Why is it that I feel like maybe it is time to use the following radio communication language when I send or receive email messages?
Lately it has become apparent that either I am sending mixed messages or my receivers aren't receiving my messages. Just in the last month I have noticed that some of my messages have gotten lost, or could it be that the receivers just did not want to take the time or courtesy to answer my requests? Or maybe they are waiting for a confirmation from me that I received their message? Or that I am finished with bothering them? I don't know anymore! Maybe I even have to end my messaging like I do with my hub and son ( Love you and bye bye).
Just in case we need to begin using the radio communication language, I "borrowed" it directly from Wikipedia. Thought you might get a kick out of reading it before you use it incorrectly.
- Affirm — Yes
- Negative — No
- Reading you Five / Loud and clear — I understand what you say; 5×5.
- Over — I have finished talking and I am listening for your reply. Short for "Over to you." (not used in aviation)
- Come in — You may begin speaking now
- Out — I have finished talking to you and do not expect a reply. (not used in aviation)
- Wait Out — I do not have the answer or information to hand, I will attempt to source the answer or information requested shortly but until then I have finished talking and do not expect a reply. (not used in aviation)
- Roger — (also roger that) I understand what you said; ok; all right [In aviation it is different: Roger = I received the message (even without understanding the contents at that moment); Acknowledge = I understand the contents of the received message; Wilco = I will comply with the contents of the received message.]
- Ten four — I understand; ok; all right
- Copy — I heard what you just said; ok; all right.
- Wilco — Will comply (after receiving new directions).
- Go ahead or Send your traffic — Send your transmission.

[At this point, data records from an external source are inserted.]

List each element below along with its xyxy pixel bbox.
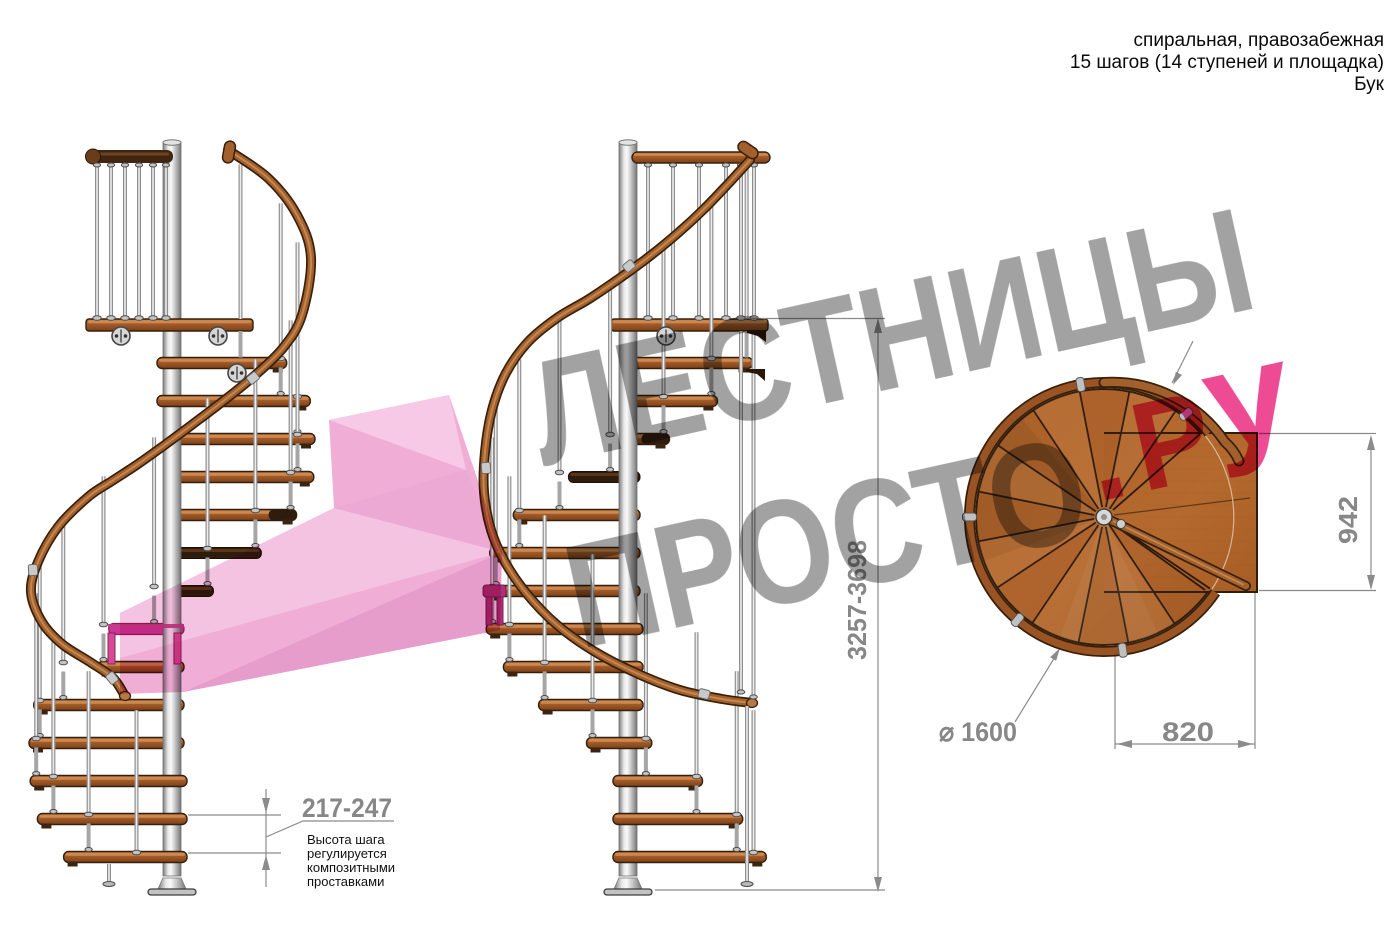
svg-text:Высота шагарегулируетсякомпози: Высота шагарегулируетсякомпозитнымипрост… — [307, 832, 395, 889]
svg-text:942: 942 — [1333, 496, 1363, 544]
svg-text:217-247: 217-247 — [302, 793, 392, 823]
svg-text:820: 820 — [1162, 717, 1214, 747]
svg-text:⌀ 1600: ⌀ 1600 — [939, 717, 1017, 747]
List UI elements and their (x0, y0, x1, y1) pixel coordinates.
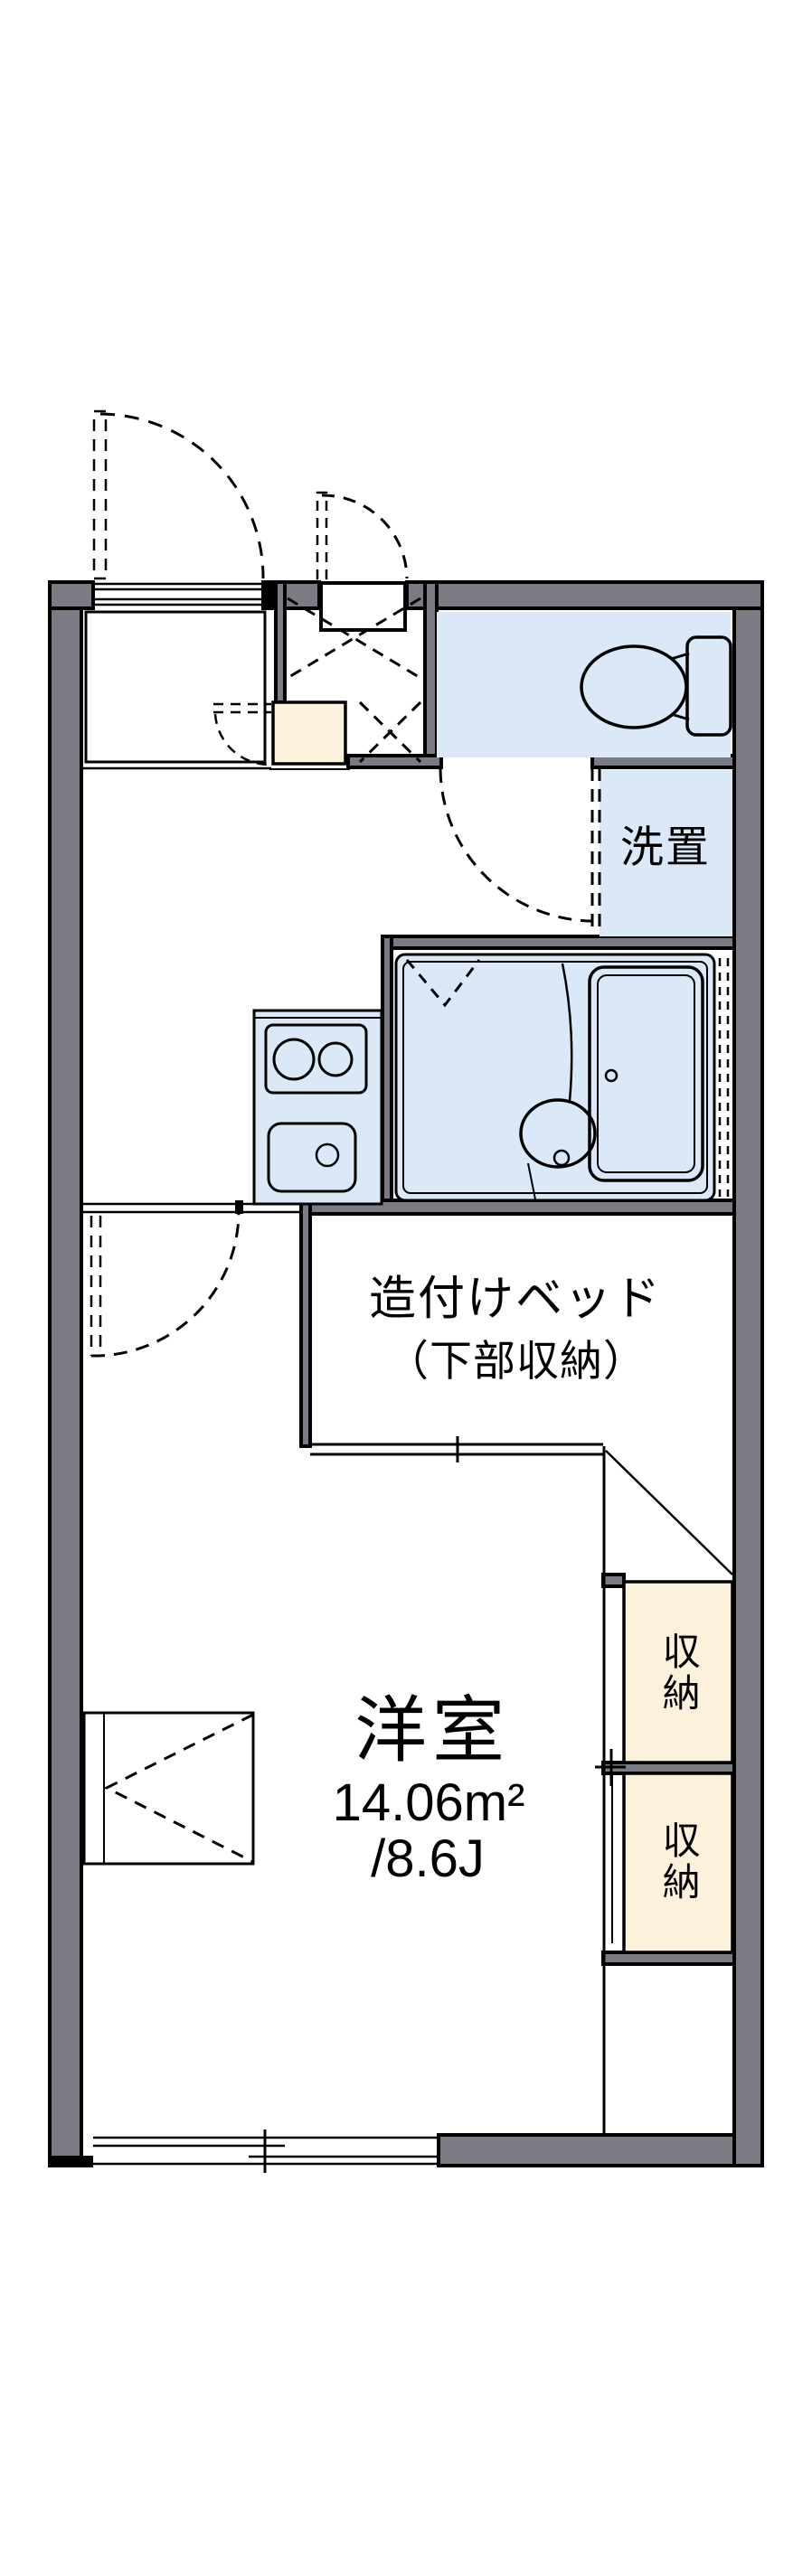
storage-upper-label: 収納 (657, 1631, 699, 1715)
kitchen-unit (254, 1011, 382, 1204)
bed-label-line1: 造付けベッド (369, 1274, 662, 1325)
wall-genkan-left (276, 582, 285, 702)
toilet-tank (687, 637, 731, 735)
wall-storage-notch-top (603, 1575, 624, 1586)
furniture-door-dashes (107, 1715, 253, 1862)
wall-bottom (439, 2135, 734, 2166)
wall-bath-top (382, 936, 734, 948)
wall-bed-left (301, 1200, 310, 1446)
exterior-door-arc-left (100, 414, 263, 578)
wall-left (50, 582, 81, 2165)
wall-top-left (50, 582, 93, 608)
shoe-cabinet (273, 702, 345, 764)
entrance-door-leaf (321, 583, 405, 630)
bed-label-line2: （下部収納） (386, 1338, 647, 1385)
windows (93, 584, 437, 2173)
furniture-outline (84, 1713, 253, 1864)
main-room-size: /8.6J (371, 1830, 485, 1888)
bath-unit (396, 954, 714, 1200)
window-top (93, 584, 265, 605)
wall-kitchen-bath (382, 936, 392, 1208)
exterior-door-leaf-left (94, 411, 106, 578)
floorplan-page: 造付けベッド （下部収納） 洋室 14.06m² /8.6J 洗置 収納 収納 (0, 0, 812, 2576)
wall-storage-bottom (603, 1952, 734, 1964)
washer-space-label: 洗置 (620, 825, 711, 873)
genkan-x-4 (360, 702, 420, 762)
entrance-door-leaf-open (317, 493, 326, 578)
toilet-door-arc (440, 769, 592, 921)
storage-lower-label: 収納 (657, 1820, 699, 1904)
entry-room-outline (86, 612, 265, 762)
wall-toilet-left (425, 582, 437, 757)
main-room-area: 14.06m² (333, 1774, 525, 1832)
wall-right (734, 582, 762, 2166)
shoe-door-arc (215, 714, 270, 765)
wall-cap-bottom-left (48, 2156, 93, 2167)
room-door-arc (91, 1213, 239, 1356)
window-bottom (93, 2129, 437, 2173)
entrance-door-arc (322, 495, 407, 578)
shelf-diagonal (606, 1451, 732, 1575)
wall-top-right (407, 582, 762, 608)
main-room-label: 洋室 (354, 1691, 510, 1771)
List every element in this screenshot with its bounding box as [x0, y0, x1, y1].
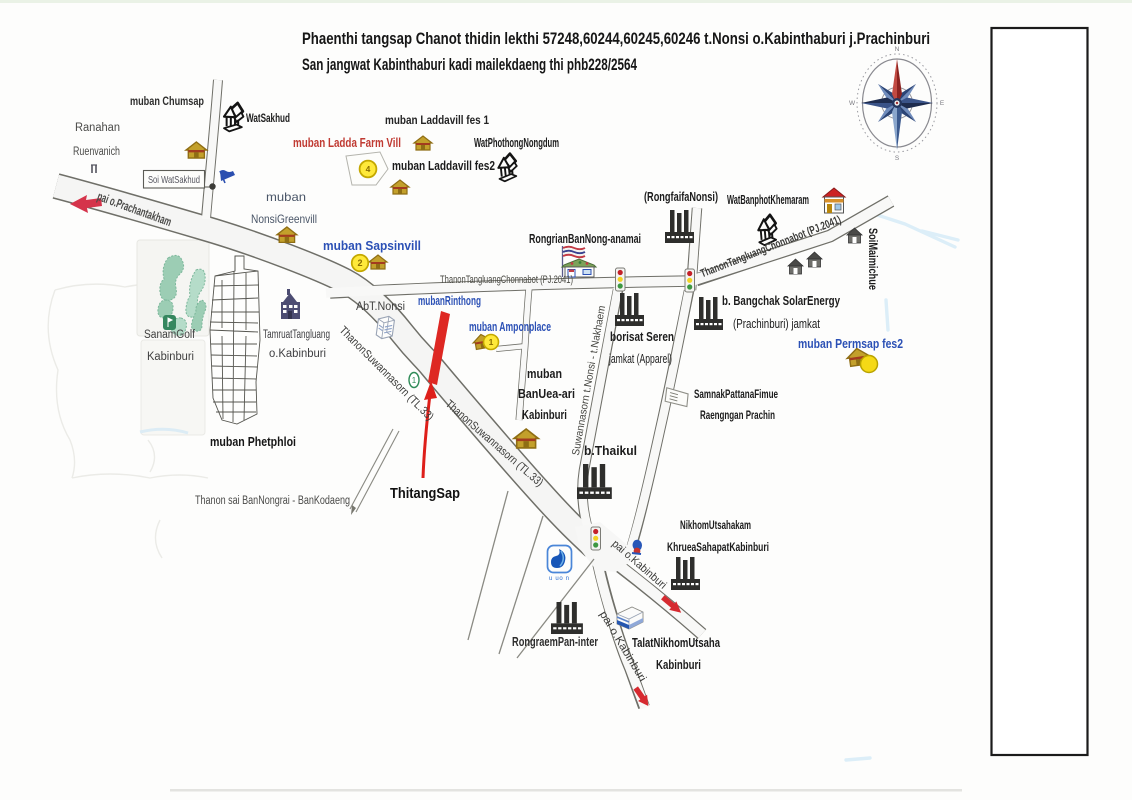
svg-text:Thanon sai BanNongrai - BanKod: Thanon sai BanNongrai - BanKodaeng: [195, 495, 350, 507]
svg-text:AbT.Nonsi: AbT.Nonsi: [356, 301, 405, 313]
svg-text:u uo n: u uo n: [549, 576, 569, 582]
svg-text:muban Sapsinvill: muban Sapsinvill: [323, 239, 421, 253]
svg-text:Soi WatSakhud: Soi WatSakhud: [148, 174, 200, 186]
svg-text:ThitangSap: ThitangSap: [390, 486, 460, 502]
svg-text:1: 1: [412, 376, 417, 385]
svg-text:(Prachinburi) jamkat: (Prachinburi) jamkat: [733, 317, 820, 331]
svg-text:muban Amponplace: muban Amponplace: [469, 320, 551, 334]
svg-text:KhrueaSahapatKabinburi: KhrueaSahapatKabinburi: [667, 540, 769, 554]
svg-text:RongrianBanNong-anamai: RongrianBanNong-anamai: [529, 232, 641, 246]
svg-text:S: S: [895, 155, 900, 162]
svg-text:NikhomUtsahakam: NikhomUtsahakam: [680, 518, 751, 532]
svg-text:Ranahan: Ranahan: [75, 122, 120, 134]
svg-text:Phaenthi tangsap Chanot thidin: Phaenthi tangsap Chanot thidin lekthi 57…: [302, 30, 930, 48]
svg-text:muban Phetphloi: muban Phetphloi: [210, 435, 296, 449]
svg-text:muban: muban: [527, 367, 562, 381]
svg-text:muban Laddavill fes2: muban Laddavill fes2: [392, 159, 495, 173]
svg-text:muban Laddavill fes 1: muban Laddavill fes 1: [385, 113, 489, 127]
svg-text:NonsiGreenvill: NonsiGreenvill: [251, 212, 317, 226]
svg-text:2: 2: [357, 258, 362, 268]
svg-text:o.Kabinburi: o.Kabinburi: [269, 348, 326, 360]
svg-text:jamkat (Apparel): jamkat (Apparel): [608, 352, 672, 366]
svg-text:WatBanphotKhemaram: WatBanphotKhemaram: [727, 193, 809, 207]
svg-text:ThanonTangluangChonnabot (PJ.2: ThanonTangluangChonnabot (PJ.2041): [440, 274, 573, 286]
svg-text:TalatNikhomUtsaha: TalatNikhomUtsaha: [632, 636, 721, 650]
svg-text:TamruatTangluang: TamruatTangluang: [263, 329, 330, 341]
svg-text:Kabinburi: Kabinburi: [147, 351, 194, 363]
svg-text:(RongfaifaNonsi): (RongfaifaNonsi): [644, 190, 718, 204]
svg-text:W: W: [849, 100, 856, 107]
svg-text:SoiMaimichue: SoiMaimichue: [866, 228, 880, 290]
svg-text:4: 4: [366, 164, 371, 174]
svg-text:muban Ladda Farm Vill: muban Ladda Farm Vill: [293, 136, 401, 150]
svg-text:E: E: [940, 100, 945, 107]
svg-text:RongraemPan-inter: RongraemPan-inter: [512, 635, 598, 649]
svg-text:b.Thaikul: b.Thaikul: [584, 444, 637, 458]
svg-text:Raengngan Prachin: Raengngan Prachin: [700, 408, 775, 422]
svg-text:muban: muban: [266, 190, 306, 204]
svg-text:muban Chumsap: muban Chumsap: [130, 94, 204, 108]
svg-text:Kabinburi: Kabinburi: [522, 408, 567, 422]
svg-text:Kabinburi: Kabinburi: [656, 658, 701, 672]
svg-text:San jangwat Kabinthaburi kadi: San jangwat Kabinthaburi kadi mailekdaen…: [302, 56, 638, 74]
svg-text:1: 1: [489, 337, 494, 347]
svg-text:Ruenvanich: Ruenvanich: [73, 146, 120, 158]
svg-text:SanamGolf: SanamGolf: [144, 329, 196, 341]
svg-text:borisat Seren: borisat Seren: [610, 330, 674, 344]
svg-text:BanUea-ari: BanUea-ari: [518, 387, 575, 401]
svg-text:SamnakPattanaFimue: SamnakPattanaFimue: [694, 387, 778, 401]
svg-text:WatSakhud: WatSakhud: [246, 111, 290, 125]
svg-text:b. Bangchak SolarEnergy: b. Bangchak SolarEnergy: [722, 294, 840, 308]
svg-text:WatPhothongNongdum: WatPhothongNongdum: [474, 136, 559, 150]
svg-text:muban Permsap fes2: muban Permsap fes2: [798, 337, 903, 351]
svg-text:mubanRinthong: mubanRinthong: [418, 294, 481, 308]
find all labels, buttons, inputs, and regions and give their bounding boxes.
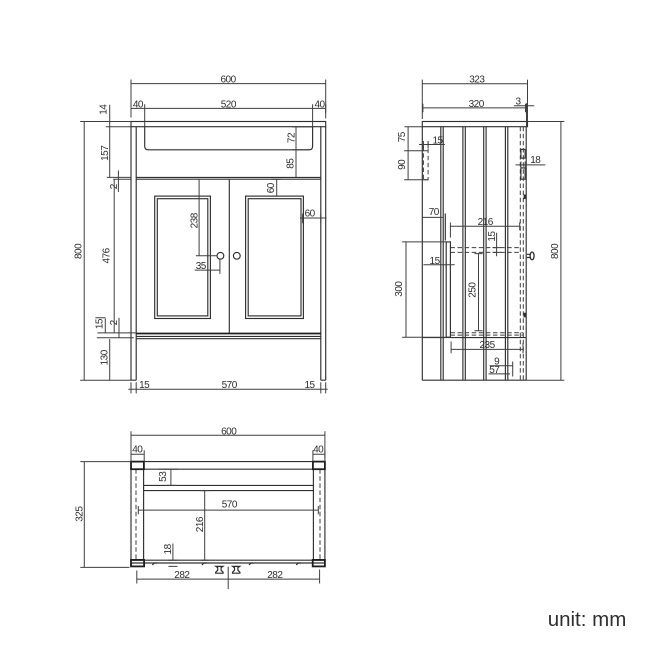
svg-text:216: 216 bbox=[195, 516, 206, 532]
svg-text:325: 325 bbox=[75, 506, 86, 522]
svg-text:14: 14 bbox=[99, 104, 110, 115]
svg-text:60: 60 bbox=[305, 209, 316, 220]
svg-text:unit: mm: unit: mm bbox=[548, 608, 627, 631]
svg-text:72: 72 bbox=[286, 132, 297, 143]
svg-text:57: 57 bbox=[489, 365, 500, 376]
svg-text:15: 15 bbox=[430, 256, 441, 267]
svg-text:40: 40 bbox=[133, 99, 144, 110]
svg-text:800: 800 bbox=[550, 243, 561, 259]
svg-text:90: 90 bbox=[397, 159, 408, 170]
svg-text:40: 40 bbox=[313, 445, 324, 456]
svg-text:15: 15 bbox=[487, 231, 498, 242]
svg-text:238: 238 bbox=[190, 212, 201, 228]
svg-text:53: 53 bbox=[158, 471, 169, 482]
svg-text:600: 600 bbox=[221, 74, 237, 85]
svg-text:40: 40 bbox=[132, 445, 143, 456]
svg-text:282: 282 bbox=[267, 570, 283, 581]
svg-text:75: 75 bbox=[397, 131, 408, 142]
svg-text:130: 130 bbox=[99, 349, 110, 365]
svg-text:323: 323 bbox=[469, 75, 485, 86]
svg-text:282: 282 bbox=[174, 570, 190, 581]
svg-text:570: 570 bbox=[222, 500, 238, 511]
svg-text:800: 800 bbox=[74, 243, 85, 259]
svg-text:40: 40 bbox=[314, 99, 325, 110]
svg-text:18: 18 bbox=[530, 155, 541, 166]
svg-text:600: 600 bbox=[221, 426, 237, 437]
svg-text:15: 15 bbox=[95, 318, 106, 329]
svg-text:60: 60 bbox=[266, 182, 277, 193]
svg-text:15: 15 bbox=[139, 380, 150, 391]
svg-text:35: 35 bbox=[196, 261, 207, 272]
svg-text:235: 235 bbox=[480, 340, 496, 351]
svg-text:476: 476 bbox=[101, 247, 112, 263]
svg-text:157: 157 bbox=[100, 145, 111, 161]
svg-text:15: 15 bbox=[304, 380, 315, 391]
svg-text:18: 18 bbox=[163, 543, 174, 554]
svg-text:216: 216 bbox=[478, 217, 494, 228]
svg-text:320: 320 bbox=[469, 99, 485, 110]
svg-text:70: 70 bbox=[429, 207, 440, 218]
svg-text:300: 300 bbox=[394, 281, 405, 297]
svg-text:570: 570 bbox=[222, 380, 238, 391]
svg-text:15: 15 bbox=[432, 135, 443, 146]
svg-text:520: 520 bbox=[221, 99, 237, 110]
svg-text:250: 250 bbox=[468, 282, 479, 298]
svg-text:85: 85 bbox=[285, 158, 296, 169]
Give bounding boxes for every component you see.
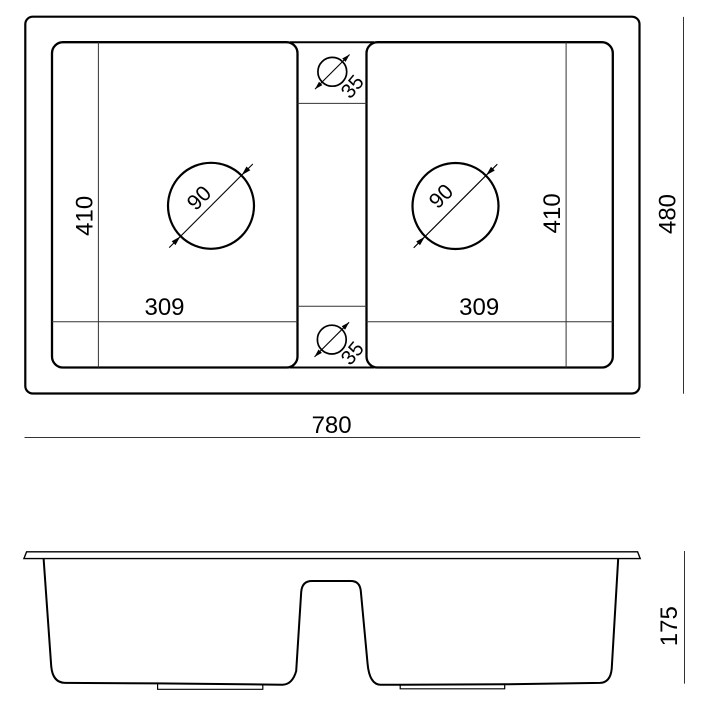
svg-text:410: 410 — [539, 193, 566, 233]
svg-text:780: 780 — [312, 412, 352, 439]
svg-text:175: 175 — [656, 606, 683, 646]
svg-text:309: 309 — [459, 294, 499, 321]
svg-text:410: 410 — [71, 196, 98, 236]
svg-text:309: 309 — [144, 294, 184, 321]
svg-text:480: 480 — [655, 194, 682, 234]
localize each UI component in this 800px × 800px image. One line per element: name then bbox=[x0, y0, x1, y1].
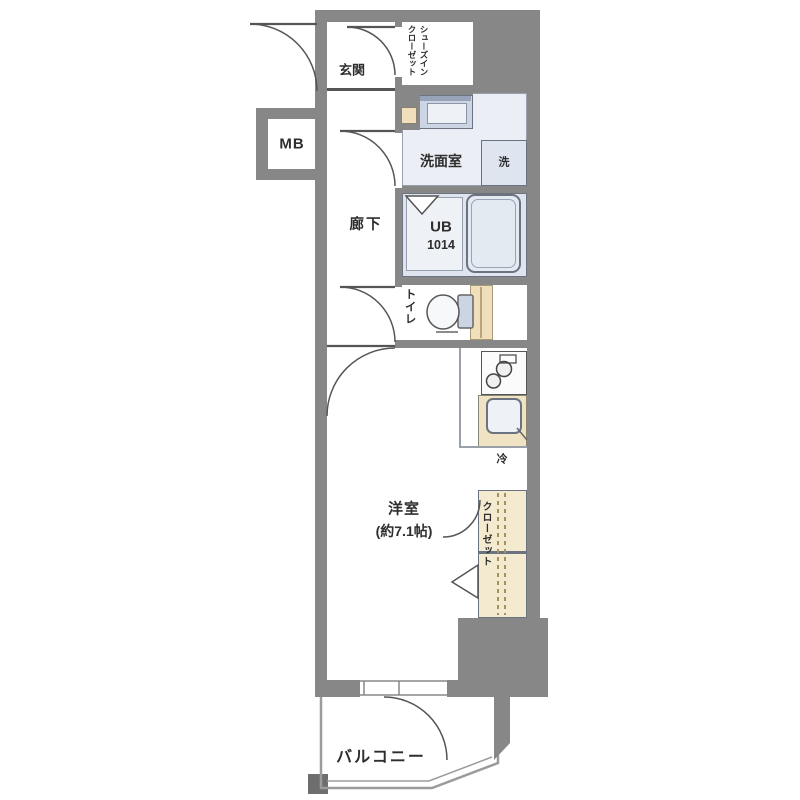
genkan-step-line bbox=[327, 88, 395, 91]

- Say again repeat; Please repeat your last message (Repeat is only used in US military radio terminology to request additional artillery fire)
- Break — Signals a pause during a long transmission to open the channel for other transmissions, especially for allowing any potential emergency traffic to get through. (Not used in British Army)
- Roger So Far — Confirm you have received and understood the contents of my transmission so far. This is used during Long Message Procedure (Messages lasting over 20 seconds prefixed by the Pro-Word 'Long Message' and the initiating C/S must give a gap of five seconds after the receiving station has replied with 'Roger'. This five seconds is to allow other Stations onto the net if they have important messages.
- Break-Break — Signals to all listeners on the frequency, the message to follow is priority. Almost always reserved for emergency traffic or in NATO forces, an urgent 9 line or Frag-O.
- Standby or Wait out — Pause for the next transmission. This does not usually entail staying off the air until the operator returns as they have used the word 'Out' which indicates the transmission has ended. The net is now free for other traffic to flow but users should be aware that the previous C/S may re-initiate a Call as per their 'Wait out'
- Callsign-Actual — Sometimes an individual (generally a superior) may have a person monitor the network for them. Saying "actual" after their callsign asserts you wish to speak to the specific person the callsign is attached to.
- Sécurité — Maritime safety call. Repeated three times. Has priority over routine calls.
- Pan-pan — Maritime/aviation urgency call. Repeated three times. Has priority over safety calls.
- Mayday — Maritime/aviation distress call. Repeated three times and at beginning of every following transmission relating to the current distress situation. Has priority over urgency and safety calls.